Briefly, the idea that already difficult to manage data warehouses and inflexible data governance processes can be adapted to incorporate much greater amounts of data, at much higher speeds, is largely discredited. While it might be theoretically possible, the costs associated with applying a legacy approach to a relatively new and growing problem would be too high. The conundrum is that legacy has cost enterprises a small fortune in investment, a fortune that is still far from paying its returns, and core data-related business processes such as financial management and regulatory reporting require a heavily governed approach to ensure accuracy (if not always timeliness). Some argue that it is time to throw away these technologies and start afresh with data lakes and the cloud, among other options. I argue it's possible to have both: a locked-down core of technology matched to much more flexible technologies that augment it – something I referred to as the elastic architecture in our research agenda for this year.
But what does that mean? The – slightly disappointing – answer is that no two distributed analytics solutions will look the same, but they will share characteristics. In the short term, the data lake will become a standard among most organisations. By its very nature, it should be a mix of both data landing zone and longer-term data storage, as well as, increasingly, home to some pretty complex data science-led analysis. Likely best located in the cloud (public, private, or – much more likely – a hybrid deployment that helps span the bridge between on- and off-premises), the data lake could be considered a buffer between a relatively well-organised internal data architecture and the more chaotic world beyond. This would, in essence, augment existing investments in information management technologies and provide the route to "bring the data home" if deemed necessary.

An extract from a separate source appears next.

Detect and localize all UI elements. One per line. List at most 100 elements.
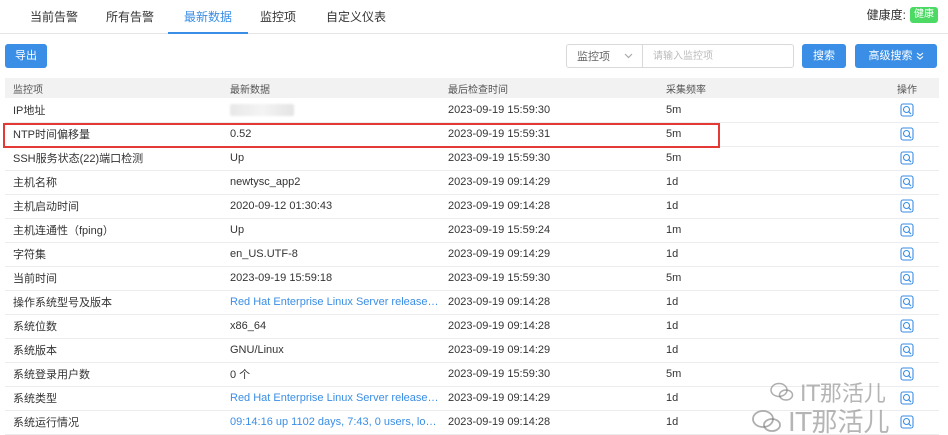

Longer term, I see a future in spreading analytic capabilities outside that core, beyond the warehouse and the data lake and out toward the machines and devices generating the vast amounts of data that are causing the "problem." I talk in terms of analytical agents, packages of software loaded locally that don't rely on heavy compute or memory. Using local resources backed up by machine learning-driven optimisation running at the centre, these analytical agents would only send the data back to the core that is necessary for things like exceptional events, improving the machine learning algorithms and regulatory reporting. Immediate proximity means that optimisation of physical processes could happen in near real time, without relying on the transport of vast quantities of data from and to the edge.
Orchestrating these capabilities is only just the beginning, and the technology is still emerging and maturing, but as an approach that looks to the future without abandoning existing requirements and the investments that support them, distributed analytics provides practical steps forward for the enterprise.